I agree totally with what you say Annie, and it's really bloody annoying and predictable that the same old, same old posters jump up in righteous indignation and accuse anyone who disagrees with them of being anti- SAHP. Like you say, stay home or don't stay home, it's no skin off anyone else's nose, just don't expect some sort of preferential treatment for your choice. None of you were begging to be taxed as a joint unit with your partner in your working days before having children: you just want the tax system to change now you've changed your circumstances. You don't need or want childcare yet you begrudge the little bit of help which working parents get, which believe me is a drop in the ocean of childcare costs overall.

How can society ever move forward if people can't get their head around people in the future having something better? It's so weird! I don't sit here wishing my daughter would only get 3 months maternity leave because that's what I got. Or thinking its unfair that my son will be entitled to shared parental leave- because my husband only got one day off. Why are some people so grudging of anyone else getting something which is better for society overall?

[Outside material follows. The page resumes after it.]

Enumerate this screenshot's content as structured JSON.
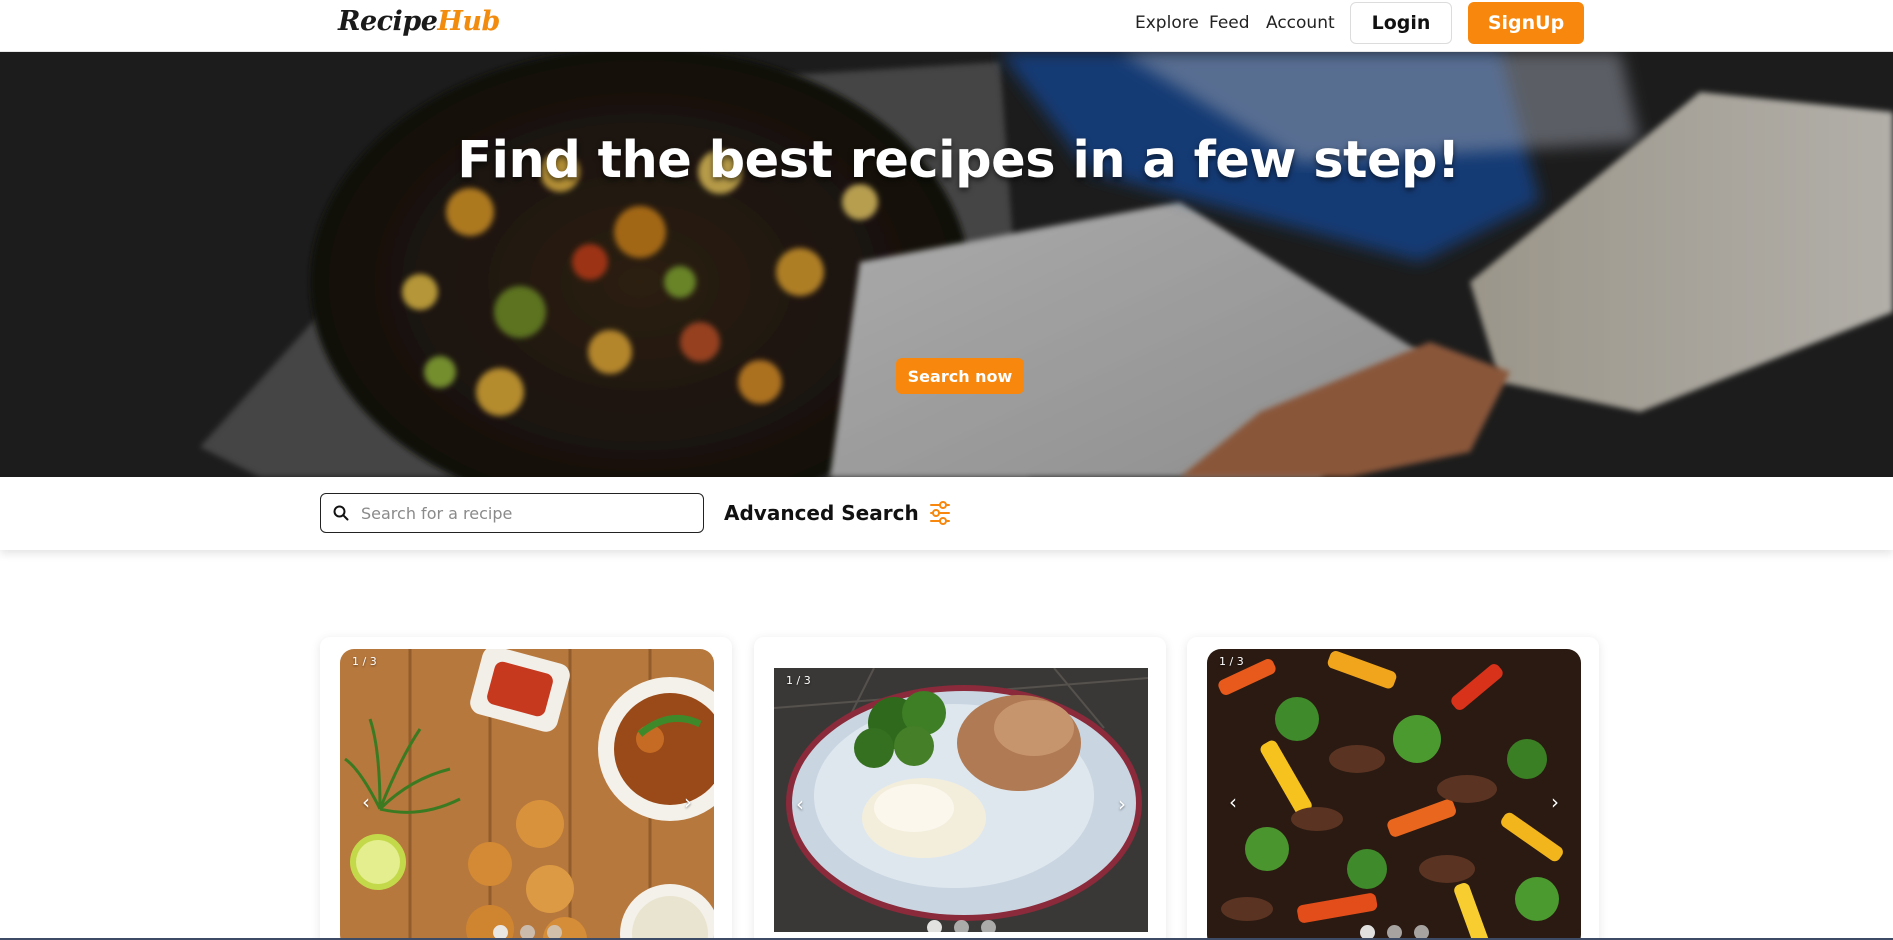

AnnieLobeseder · 23/09/2013 23:45

namechangeforareasonablereason - enabling parents to work is like the rise of Nazi Germany? Really? Hmm

If you were talking about the current government's systematic attack on the vulnerable and disabled; their campaign to make us see the disabled and the unemployed as "other", as less worthy and to be despised as scroungers, then yes, I might agree with you.

Has is never occurred to you that parents who work are also fulfilling their parental role quite adequately, thank you. How insulting to working parents to insinuate that only SAHPs have a "parental role" of any value.

janey68 · 23/09/2013 23:49

Oh and as for that point about some dual earner families getting free childcare from grandparents... Well, all this proposal does is give another option " Parents won't be forced to use the free hours if they don't want to, but equally, if they've been using gp's because of the prohibitive costs of childcare, then surely it's better that they have another option which may be more suitable.

Anyway at the end of the day, what would people like to happen- for these grandparents to have their arms chopped off so they can't provide childcare lol? I mean, heaven forbid that anyone else should get some perceived benefit ....

namechangeforareasonablereason · 23/09/2013 23:51

sorry maybe i should have said more - I wasn't referring particularly to the 25 hours, or 8-6 - by rise of Nazi Germany in that this government is happy to shaft the vulnerable, decide for us how our children should be raised and try to control every aspect of our lives.

This is just the next step in controlling us.

And FWIW I am somewhat amused that you assume I have not been or am not a working parent.

I remember well the days when 80 hour weeks were the norm for parents, when mat leave was shocking, I don't just have young children and it is my view we are headed straight back there.

Employment rights are being eroded daily, employers don't have to worry about caring for their employees when we have a "work at all costs" govt, and a steady stream of vulnerable people being forced to take low paid jobs with poor conditions and little in the way of actual progression.